Despite a successful launch, Ether (ETH) saw little movement and fell over 2% to trade around the $4,000 mark. Traders remained cautious amid macro uncertainty as the Federal Open Market Committee meeting kicked off on the same day, which would culminate in a decision on interest rates. Risk assets like ETH often see volatility around interest rate decisions.
Hoodi is the final testnet phase before the mainnet launch of Fusaka, and the activation comes after successful deployments on Sepolia and Holesky testnets earlier this month. Sepolia was upgraded on Oct. 14, prior to which Holesky had been activated for testing on Oct. 1 before being formally decommissioned following the successful execution.
Ethereum’s Fusaka upgrade is a direct successor to the Pectra upgrade, which went live on the mainnet in early May.
Pectra introduced a number of changes, such as streamlined validator operations, account abstraction via EIP-7702, and a moderate increase in blob capacity per block, which helped reduce Layer-2 transaction costs and improve data throughput.
Blobs are binary large objects that allow Layer-2 rollups to post data more efficiently onto Ethereum, thereby helping lower fees and scale the network without compromising its core consensus.
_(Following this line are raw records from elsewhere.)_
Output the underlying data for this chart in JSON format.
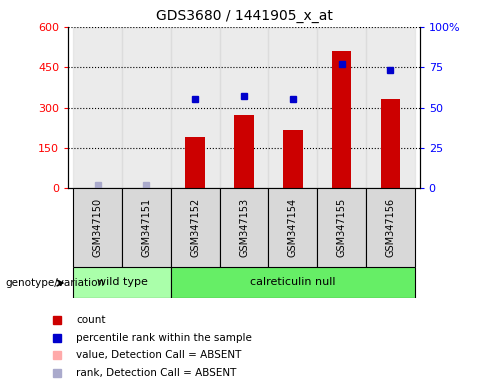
{
  "title": "GDS3680 / 1441905_x_at",
  "samples": [
    "GSM347150",
    "GSM347151",
    "GSM347152",
    "GSM347153",
    "GSM347154",
    "GSM347155",
    "GSM347156"
  ],
  "count_values": [
    2,
    2,
    192,
    272,
    215,
    512,
    330
  ],
  "percentile_values": [
    2,
    2,
    55,
    57,
    55,
    77,
    73
  ],
  "bar_color": "#cc0000",
  "dot_color": "#0000cc",
  "absent_bar_color": "#ffaaaa",
  "absent_dot_color": "#aaaacc",
  "left_ylim": [
    0,
    600
  ],
  "right_ylim": [
    0,
    100
  ],
  "left_yticks": [
    0,
    150,
    300,
    450,
    600
  ],
  "right_yticks": [
    0,
    25,
    50,
    75,
    100
  ],
  "right_yticklabels": [
    "0",
    "25",
    "50",
    "75",
    "100%"
  ],
  "wt_color": "#aaffaa",
  "cn_color": "#66ee66",
  "legend_items": [
    {
      "label": "count",
      "color": "#cc0000"
    },
    {
      "label": "percentile rank within the sample",
      "color": "#0000cc"
    },
    {
      "label": "value, Detection Call = ABSENT",
      "color": "#ffaaaa"
    },
    {
      "label": "rank, Detection Call = ABSENT",
      "color": "#aaaacc"
    }
  ]
}
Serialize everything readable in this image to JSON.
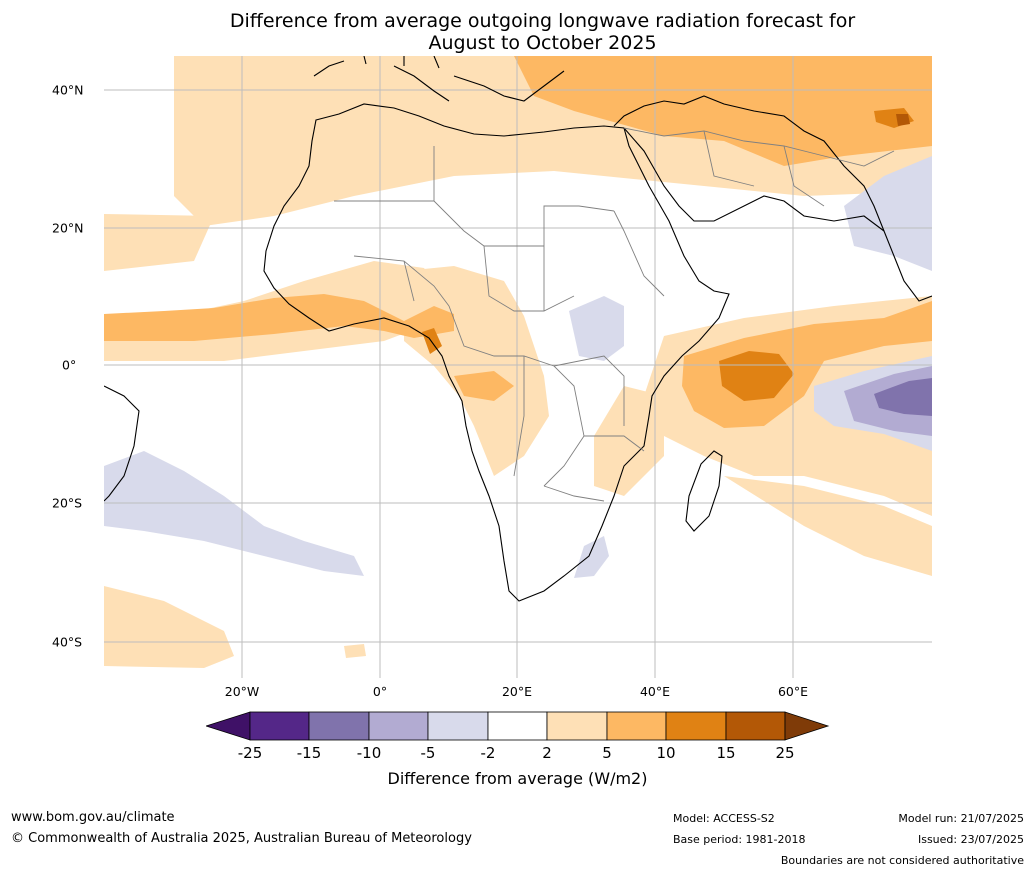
{
  "title": {
    "line1": "Difference from average outgoing longwave radiation forecast for",
    "line2": "August to October 2025"
  },
  "map": {
    "lat_labels": [
      "40°N",
      "20°N",
      "0°",
      "20°S",
      "40°S"
    ],
    "lon_labels": [
      "20°W",
      "0°",
      "20°E",
      "40°E",
      "60°E"
    ]
  },
  "colorbar": {
    "tick_labels": [
      "-25",
      "-15",
      "-10",
      "-5",
      "-2",
      "2",
      "5",
      "10",
      "15",
      "25"
    ],
    "colors": [
      "#3f1167",
      "#542788",
      "#8073ac",
      "#b2abd2",
      "#d8daeb",
      "#ffffff",
      "#fee0b6",
      "#fdb863",
      "#e08214",
      "#b35806",
      "#7f3b08"
    ],
    "title": "Difference from average (W/m2)"
  },
  "footer": {
    "website": "www.bom.gov.au/climate",
    "copyright": "© Commonwealth of Australia 2025, Australian Bureau of Meteorology",
    "model": "Model: ACCESS-S2",
    "base_period": "Base period: 1981-2018",
    "model_run": "Model run: 21/07/2025",
    "issued": "Issued: 23/07/2025",
    "disclaimer": "Boundaries are not considered authoritative"
  }
}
Fusaka will increase Ethereum’s blob capacity
For the Fusaka upgrade, developers plan to introduce Blob Parameter Only (BPO) forks, which are expected to gradually raise the network’s blob capacity through two targeted follow-up hard forks.
Among other key changes, Fusaka will bring Peer Data Availability Sampling via EIP-7594 to improve how nodes access Layer-2 data, the introduction of Verkle Trees for more compact state proofs, and an increased block gas limit that is expected to improve throughput on the base layer.
Fusaka will be rolled out in three stages, beginning with the mainnet activation scheduled for Dec. 3, which will introduce the core protocol changes, including PeerDAS, Verkle Trees, and the updated gas parameters.
This will be followed by the first Blob Parameter Only fork around Dec. 17, which will increase the number of blobs per block to 10 with a maximum of 15. A second fork is tentatively planned for Jan. 7, 2026, which will further raise the blob count to 14 with a maximum of 21, more than doubling the network’s current data capacity and setting the stage for improved scalability across Layer-2 ecosystems.